Frankly speaking, we could increase this frequency even more, as the system was still able to pass most of the tests, but it was at this particular frequency that its stopped passing the Combined Test from 3DMark11 suite. Therefore, we decided to play it safe and to stop at this setting. The graphics core in this case worked at 846 MHz.
When we increased the processor core voltage by 0.125 V and the graphics core voltage by 0.1 V, the system remained stable at the maximum CPU clock multiplier of 26x. In other words, the computational cores proved operational at 3.66 GHz frequency.
At this point maximum processor temperature reached 88°C according to under-the-socket diode, but we didn’t have any overheating issues during the stability tests.

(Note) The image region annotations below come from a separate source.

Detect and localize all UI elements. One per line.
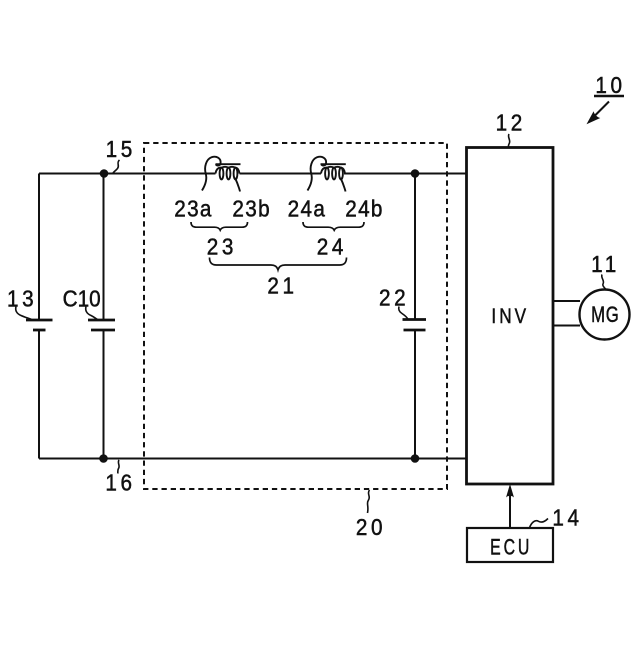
svg-text:C10: C10	[63, 286, 101, 312]
svg-text:12: 12	[496, 109, 526, 135]
svg-text:16: 16	[105, 469, 135, 495]
svg-text:20: 20	[356, 514, 386, 540]
svg-text:ECU: ECU	[490, 536, 532, 560]
svg-text:23a: 23a	[174, 196, 213, 222]
svg-text:10: 10	[595, 72, 625, 98]
svg-text:22: 22	[379, 284, 409, 310]
svg-text:13: 13	[7, 285, 37, 311]
svg-text:23: 23	[207, 233, 237, 259]
svg-text:24: 24	[317, 233, 347, 259]
svg-text:15: 15	[106, 136, 136, 162]
svg-text:INV: INV	[491, 304, 529, 328]
svg-text:MG: MG	[591, 303, 619, 328]
svg-text:14: 14	[552, 504, 582, 530]
svg-text:11: 11	[591, 251, 620, 277]
svg-text:21: 21	[267, 272, 297, 298]
svg-text:24b: 24b	[345, 196, 384, 222]
svg-text:23b: 23b	[232, 196, 271, 222]
svg-text:24a: 24a	[288, 196, 327, 222]
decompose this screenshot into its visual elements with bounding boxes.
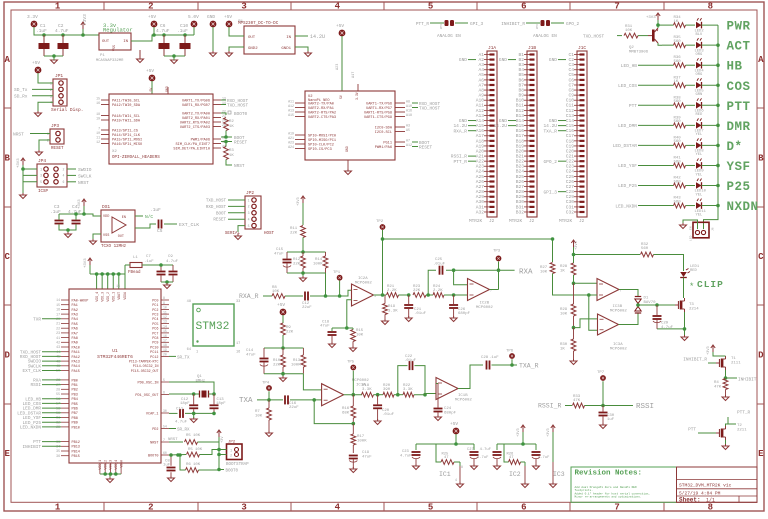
row label C left: [4, 252, 10, 262]
resistor R11 22K: [290, 226, 305, 253]
wire vdd stub: [106, 272, 110, 289]
capacitor C20 .01uF: [373, 395, 395, 420]
wire r13 to plus: [303, 374, 321, 390]
node RXA: [519, 269, 533, 277]
supply pad 5.0V: [188, 14, 199, 35]
svg-text:PTT: PTT: [727, 100, 751, 114]
svg-text:2: 2: [148, 503, 153, 513]
svg-text:4: 4: [335, 2, 341, 12]
svg-text:2111: 2111: [731, 362, 741, 366]
label BOOT0 x2: [221, 111, 248, 117]
svg-text:SWDIO: SWDIO: [78, 167, 92, 173]
svg-text:R21: R21: [387, 285, 395, 289]
svg-text:C23: C23: [566, 164, 575, 170]
capacitor C18 47uF: [320, 321, 337, 344]
svg-text:R22: R22: [403, 384, 411, 388]
resistor R2 1K: [224, 118, 235, 131]
svg-text:B19: B19: [516, 143, 525, 149]
svg-text:PC5: PC5: [152, 323, 158, 327]
svg-text:3.3K: 3.3K: [388, 310, 398, 314]
svg-text:PTT_R: PTT_R: [453, 159, 467, 165]
svg-text:PC7: PC7: [152, 332, 158, 336]
svg-text:B18: B18: [516, 138, 525, 144]
wire LED_NXDN to R43: [638, 205, 674, 207]
svg-text:R20: R20: [383, 384, 391, 388]
svg-text:20: 20: [163, 353, 167, 357]
supply pad GND dcdc: [207, 14, 216, 27]
svg-text:36: 36: [56, 454, 60, 458]
svg-text:TCXO 12MHz: TCXO 12MHz: [101, 245, 127, 249]
svg-text:A12: A12: [288, 104, 294, 108]
node GPO_2 at J1C: [543, 159, 557, 165]
wire jp1 gnd: [38, 102, 53, 112]
svg-text:A13: A13: [288, 109, 294, 113]
svg-text:C18: C18: [566, 138, 575, 144]
svg-text:CLIP: CLIP: [697, 279, 724, 290]
oscillator DS1 TCXO 12MHz: [101, 204, 135, 249]
resistor R30 1K: [560, 328, 576, 360]
svg-text:PA0-WKUP: PA0-WKUP: [72, 299, 89, 303]
svg-text:I2C0-SDA: I2C0-SDA: [375, 126, 393, 130]
wire jp2 gnd: [238, 226, 245, 232]
svg-text:19: 19: [96, 117, 100, 121]
svg-text:+5V: +5V: [146, 68, 154, 74]
svg-text:14.2U: 14.2U: [543, 123, 557, 129]
column label 1 bottom: [55, 503, 61, 513]
column label 6 bottom: [521, 503, 526, 513]
svg-text:4.7uF: 4.7uF: [55, 28, 69, 34]
svg-text:R37: R37: [674, 76, 682, 80]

As for the memory frequency, at 141 MHz BCLK we could only use x13.33 multiplier, so our modules functioned as DDR3-1879.
However, GeIL EVO PC3-1700 modules used in this test session can work at a much higher speed of 2133 MHz. That is why we also tried a different overclocking approach: by lowering the BCLK frequency to 133 MHz and switching the memory to DDR3-2133 mode with x16.0 multiplier. In this case the graphics core frequency is 800 MHz, and we can use 27x processor clock multiplier setting the processor core frequency to 3.59 GHz.
However, despite all this, the results in 3DMark vantage are just as good: higher memory frequency makes up for lower GPU frequency and lower CPU frequency, too. So, this alternative approach to A8-3850 overclocking also proves absolutely justified.